The use of a counter-tenor for the lead role is the most immediately ear-catching device of a fine score in which the singers are partnered by Laura Sergeant, on cello and a small keyboard, and percussionist Michael D Clark. Evoking the other members of the animal kingdom our hero encounters - including a cat, a wonderful back-pack frog and a butterfly - as well as the differing atmosphere of a bright, furry sun and a beautifully made moon, the instrumentalists are as important a part of the aural landscape as the singers.

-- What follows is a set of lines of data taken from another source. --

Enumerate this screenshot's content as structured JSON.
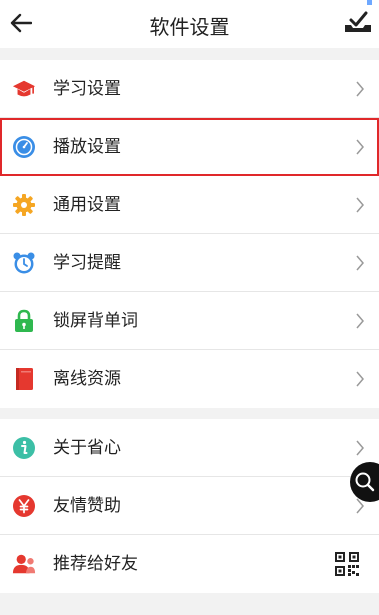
{
  "header": {
    "title": "软件设置",
    "back_icon": "arrow-left-icon",
    "right_icon": "check-tray-icon"
  },
  "group1": [
    {
      "label": "学习设置",
      "icon": "graduation-cap-icon",
      "color": "#e5382f"
    },
    {
      "label": "播放设置",
      "icon": "compass-icon",
      "color": "#3a8ee6",
      "selected": true
    },
    {
      "label": "通用设置",
      "icon": "gear-icon",
      "color": "#f5a623"
    },
    {
      "label": "学习提醒",
      "icon": "alarm-clock-icon",
      "color": "#3a8ee6"
    },
    {
      "label": "锁屏背单词",
      "icon": "lock-icon",
      "color": "#2fb84f"
    },
    {
      "label": "离线资源",
      "icon": "book-icon",
      "color": "#e5382f"
    }
  ],
  "group2": [
    {
      "label": "关于省心",
      "icon": "info-icon",
      "color": "#3cbfa6"
    },
    {
      "label": "友情赞助",
      "icon": "yen-icon",
      "color": "#e5382f"
    },
    {
      "label": "推荐给好友",
      "icon": "share-user-icon",
      "color": "#e5382f",
      "trailing": "qr-code-icon"
    }
  ],
  "floating_button": {
    "icon": "search-icon"
  },
  "colors": {
    "selection_border": "#e0282a",
    "background": "#f2f2f2"
  }
}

With much of the set being interactively available to the youngsters, and engaged with or ignored as they saw fit, there was a feeling of sensory overload for the more mature, partly explained by the entertainment offered in the reactions of the kids. When opportunities for animal impersonation or dance moves were available, the girls were early to catch on; when Grosset wanted to use some of the round cushions available to floor-sitting ticket-holders as lily-pads for the frog-puppet, they had to be retrieved from the young lad who was methodically stacking them. Discuss.
Perhaps Roxana Haines’s production doesn’t have quite the charm of BambinO, which was visually even more surreal but also more colourfully arresting, and nor do either of these singers bring quite the performance flair soprano Charlotte Hoather supplied in the earlier work. But my happy fellow audience-members, I reckon, could hardly have cared less about any of that.